Une fois près de la côte, l'éprouvant voyage jusqu'à l'eldorado européen est loin d'être terminé. La plupart des candidats doivent réunir l'argent de la traversée en effectuant des travaux mal rémunérés. Là encore, cette étape peut durer plusieurs années car la traversée coûte cher: en moyenne, chaque passager débourse entre 1000 et 2000 euros, selon un rapport de l'ONU. Une fois à bord, tout se monnaie. Sur certaines embarcations, les gilets de sauvetage sont accessibles moyennant 200 dollars, un coup de fil en coûte 300, une bouteille d'eau une centaine, rapportait le Daily Beast l'an dernier.

Le tarif peut varier en fonction du porte-monnaie du migrant. La discipline à bord est drastique. "Pour maintenir l'ordre sur des vaisseaux instables, les passagers se déplaçant sans permission peuvent être battus, voire, lors d'un cas en juillet, poignardé à mort", note Frontex. Le traitement à bord se fait, littéralement, à la tête du client: "Les migrants venant d'Afrique sub-saharienne sont les moins bien traités. Ils sont systématiquement enfermés sur les ponts inférieurs et des cas d'asphyxie par les gaz d'échappement ont été enregistrés", détaille encore Frontex. Les pratiques négrières du XIXe siècle à quelques kilomètres des côtes européennes.

Un business juteux

C'est peu de dire que ce trafic est lucratif pour les réseaux, qui n'hésitent pas à embarquer plus de passagers que les bateaux -souvent hors d'état de naviguer- ne peuvent en transporter. "Sur un bateau de pêche prévu pour 10 personnes, les trafiquants en entassent 400 à 500", explique le porte-parole des gardes-côtes de Catane.

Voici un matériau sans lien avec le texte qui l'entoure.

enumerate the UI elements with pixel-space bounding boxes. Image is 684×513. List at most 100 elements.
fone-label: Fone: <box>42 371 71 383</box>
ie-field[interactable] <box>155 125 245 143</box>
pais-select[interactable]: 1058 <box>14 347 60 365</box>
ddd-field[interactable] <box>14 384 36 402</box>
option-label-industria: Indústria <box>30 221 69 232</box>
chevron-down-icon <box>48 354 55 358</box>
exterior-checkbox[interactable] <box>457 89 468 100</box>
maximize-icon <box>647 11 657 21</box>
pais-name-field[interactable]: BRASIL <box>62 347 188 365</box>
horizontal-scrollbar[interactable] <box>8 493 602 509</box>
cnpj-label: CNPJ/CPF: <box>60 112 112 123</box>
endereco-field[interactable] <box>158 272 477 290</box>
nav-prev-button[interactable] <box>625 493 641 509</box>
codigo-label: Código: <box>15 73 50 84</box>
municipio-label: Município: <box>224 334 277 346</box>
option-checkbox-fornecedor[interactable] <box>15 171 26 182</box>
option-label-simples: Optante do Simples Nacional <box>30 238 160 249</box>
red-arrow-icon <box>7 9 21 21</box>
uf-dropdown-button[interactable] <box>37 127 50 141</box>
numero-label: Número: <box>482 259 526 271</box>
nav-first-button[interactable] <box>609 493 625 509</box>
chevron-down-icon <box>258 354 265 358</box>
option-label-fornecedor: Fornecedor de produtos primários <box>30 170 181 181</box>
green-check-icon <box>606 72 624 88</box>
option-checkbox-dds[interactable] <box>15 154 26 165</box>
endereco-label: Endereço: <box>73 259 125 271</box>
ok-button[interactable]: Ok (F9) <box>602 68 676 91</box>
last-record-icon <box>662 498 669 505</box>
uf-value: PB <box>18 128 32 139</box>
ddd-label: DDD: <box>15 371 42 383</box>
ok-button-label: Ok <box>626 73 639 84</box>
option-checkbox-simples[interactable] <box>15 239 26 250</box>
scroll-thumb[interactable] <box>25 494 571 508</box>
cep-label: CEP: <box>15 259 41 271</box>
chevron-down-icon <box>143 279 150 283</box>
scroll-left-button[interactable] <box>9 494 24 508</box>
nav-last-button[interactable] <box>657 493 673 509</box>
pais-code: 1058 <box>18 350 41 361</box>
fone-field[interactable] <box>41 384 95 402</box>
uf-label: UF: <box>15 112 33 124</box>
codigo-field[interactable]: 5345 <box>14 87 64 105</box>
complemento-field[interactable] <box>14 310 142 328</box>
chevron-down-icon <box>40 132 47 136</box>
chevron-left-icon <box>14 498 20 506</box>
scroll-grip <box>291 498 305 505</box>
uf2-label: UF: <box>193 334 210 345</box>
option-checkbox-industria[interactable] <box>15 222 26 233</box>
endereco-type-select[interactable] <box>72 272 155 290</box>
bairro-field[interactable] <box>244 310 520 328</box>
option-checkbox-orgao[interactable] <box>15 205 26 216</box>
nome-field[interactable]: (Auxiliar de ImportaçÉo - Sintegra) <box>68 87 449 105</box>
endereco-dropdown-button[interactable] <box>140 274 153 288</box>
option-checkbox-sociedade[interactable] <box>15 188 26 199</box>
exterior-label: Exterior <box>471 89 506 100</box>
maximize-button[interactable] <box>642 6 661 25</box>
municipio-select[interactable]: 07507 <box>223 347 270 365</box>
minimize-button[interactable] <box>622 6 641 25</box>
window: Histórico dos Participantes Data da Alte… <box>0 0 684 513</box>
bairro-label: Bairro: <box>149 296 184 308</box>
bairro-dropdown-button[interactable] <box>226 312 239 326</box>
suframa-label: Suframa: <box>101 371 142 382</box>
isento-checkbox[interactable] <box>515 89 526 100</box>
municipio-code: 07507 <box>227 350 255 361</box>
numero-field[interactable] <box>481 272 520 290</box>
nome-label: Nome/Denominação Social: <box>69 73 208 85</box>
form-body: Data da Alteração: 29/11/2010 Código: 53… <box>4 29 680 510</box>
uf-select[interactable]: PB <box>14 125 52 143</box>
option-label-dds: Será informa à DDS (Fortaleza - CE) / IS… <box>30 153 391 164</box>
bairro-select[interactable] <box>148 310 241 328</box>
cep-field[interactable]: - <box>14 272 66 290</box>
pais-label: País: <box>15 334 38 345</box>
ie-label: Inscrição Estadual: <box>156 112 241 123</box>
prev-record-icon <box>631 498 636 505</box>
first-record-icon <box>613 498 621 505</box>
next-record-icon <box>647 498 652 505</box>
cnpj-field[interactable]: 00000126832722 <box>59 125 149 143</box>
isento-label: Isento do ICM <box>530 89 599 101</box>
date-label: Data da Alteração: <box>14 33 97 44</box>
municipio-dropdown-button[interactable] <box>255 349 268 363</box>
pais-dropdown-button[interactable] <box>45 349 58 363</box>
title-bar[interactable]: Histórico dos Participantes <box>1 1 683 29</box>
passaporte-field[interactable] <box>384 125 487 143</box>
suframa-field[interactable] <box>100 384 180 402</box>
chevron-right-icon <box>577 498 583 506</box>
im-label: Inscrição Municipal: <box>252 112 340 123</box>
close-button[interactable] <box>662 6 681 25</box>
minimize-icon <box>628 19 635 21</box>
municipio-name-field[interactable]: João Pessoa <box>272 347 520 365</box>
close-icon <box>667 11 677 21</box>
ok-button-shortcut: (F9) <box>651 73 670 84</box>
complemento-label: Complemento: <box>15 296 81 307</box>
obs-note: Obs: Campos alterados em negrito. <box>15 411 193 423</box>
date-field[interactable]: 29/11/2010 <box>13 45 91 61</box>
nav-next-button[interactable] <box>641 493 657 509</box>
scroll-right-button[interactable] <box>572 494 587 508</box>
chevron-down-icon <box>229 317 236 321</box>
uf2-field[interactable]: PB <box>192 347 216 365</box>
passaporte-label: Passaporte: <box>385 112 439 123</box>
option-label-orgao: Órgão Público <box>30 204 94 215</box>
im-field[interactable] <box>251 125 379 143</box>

En prenant la fouchette basse du prix de la traversée, 1000 euros, l'embarquement des 800 migrants morts ce week-end a rapporté 800 000 euros. Qu'ils arrivent à bon port ou périssent en chemin importe peu: "Les immigrés deviennent une marchandise, ils sont pris en otage dans cette guerre de milices et paient le prix lourd du vacuum sécuritaire", déplore le géopolitologue Karim Bitar.

Le ministre libyen des Affaires étrangères, Mohamed Dayri, a reconnu que les migrants partent "de territoires contrôlés par des milices qui échappent à l'autorité légitime des institutions étatiques". Selon lui, le retour de la stabilité politique permettrait de mettre un terme à ces pratiques. L'Union européenne, de son côté, réfléchit à une action avec les voisins de la Libye pour bloquer les routes empruntées par les migrants.